Btw, don’t say ‘field’. Call it a ‘pitch’ or they will rip your dick off!  You think a soccer player can’t rip your dick off?  Guess what; anyone who can do this on purpose, can easily rip your dick off.  Don’t ask why I am so sure about this, just know that I am.  It’s like drummers and their stools. A drummer sits on a stool. You can call it a seat, or even a cushy mini bench. Do you know what drummers call this? A ‘throne’.   I am never, ever, ever going to call it a ‘throne’, Dan. It’s a stool, for your stool. You know what you say to a gay drummer? Can I push your stool in? Tee hee hee. Get it?

What isn’t a sport but should be?

Spot the perv®. This is a game my mentor, Majikwah, taught me. We did this in downtown Denver, but I reckon it works anywhere.   We would sit in a bar across the street from a sex place. You know, one of those places that rents videos, and has little sex stalls in the back in the dark where men go to watch nudie movies and handle their business? You might think the internet made these obsolete, but they are not. This creepy place was in a strip mall next to lame ass antique store.

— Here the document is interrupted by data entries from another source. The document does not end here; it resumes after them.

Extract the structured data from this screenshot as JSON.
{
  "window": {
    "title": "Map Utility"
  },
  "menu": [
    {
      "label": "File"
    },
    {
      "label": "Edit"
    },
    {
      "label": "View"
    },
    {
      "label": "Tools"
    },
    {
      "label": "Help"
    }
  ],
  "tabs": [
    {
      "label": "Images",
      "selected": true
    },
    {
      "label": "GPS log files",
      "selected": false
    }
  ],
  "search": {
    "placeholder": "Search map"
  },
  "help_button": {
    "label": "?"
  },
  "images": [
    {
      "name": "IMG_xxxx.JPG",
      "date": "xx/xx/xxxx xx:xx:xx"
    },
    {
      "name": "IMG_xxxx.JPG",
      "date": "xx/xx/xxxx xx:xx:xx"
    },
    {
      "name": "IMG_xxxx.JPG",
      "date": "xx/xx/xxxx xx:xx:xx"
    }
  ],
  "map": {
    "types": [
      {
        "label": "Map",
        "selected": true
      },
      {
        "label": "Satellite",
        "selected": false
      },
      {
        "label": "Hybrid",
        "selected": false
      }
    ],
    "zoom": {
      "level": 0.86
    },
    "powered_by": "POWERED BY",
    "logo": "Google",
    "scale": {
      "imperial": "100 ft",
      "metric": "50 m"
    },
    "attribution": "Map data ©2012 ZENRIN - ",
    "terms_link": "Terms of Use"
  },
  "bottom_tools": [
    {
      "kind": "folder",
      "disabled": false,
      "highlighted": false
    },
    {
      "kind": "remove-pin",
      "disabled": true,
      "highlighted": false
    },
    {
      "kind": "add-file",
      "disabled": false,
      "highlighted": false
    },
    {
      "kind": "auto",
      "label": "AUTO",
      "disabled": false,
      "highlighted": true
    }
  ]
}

While drinking, of course, you wager as to weather the upcoming pedestrians are headed for the furniture place, or the porn place. The answers were never as easy as you might think. Now, if you want to go all Cosmo Kramer on this, you can go up another tier: how long do they stay. During a good day drink binge, we could be at the bar for hours. Sometimes, people would be in the porn place for hours. What the hell are you doing in there?

The most fun is watching the double take everyone does before going in to the porn place. They want to make sure no one seems them go in, but they also don’t want to be obvious that they are looking around. It’s the ‘Perv Shrug®’

What is a sport but we could all live peacefully without it?

Olympic walking. It’s more than just the most dumb thing to watch… it is watching people walk who look like they need to take a dump. Think of this, let’s say you are walking really fast; at what point (exactly) does that become a run? Go ahead, have a watch here. I wanted to just embed the video, but they removed that ability for security concerns.   Yeah, just wrap your head around that. They don’t want NO ONE pirating walking videos, and walking away from all that sweet, sweet walking video rebroadcast cash.

  • Yes, I had to hyperlink an image to a nerf football, because I haven’t seen one in about 20 years. The nerf was the key to my childhood. No wonder why everyone is out shooting each other, they have no Nerf!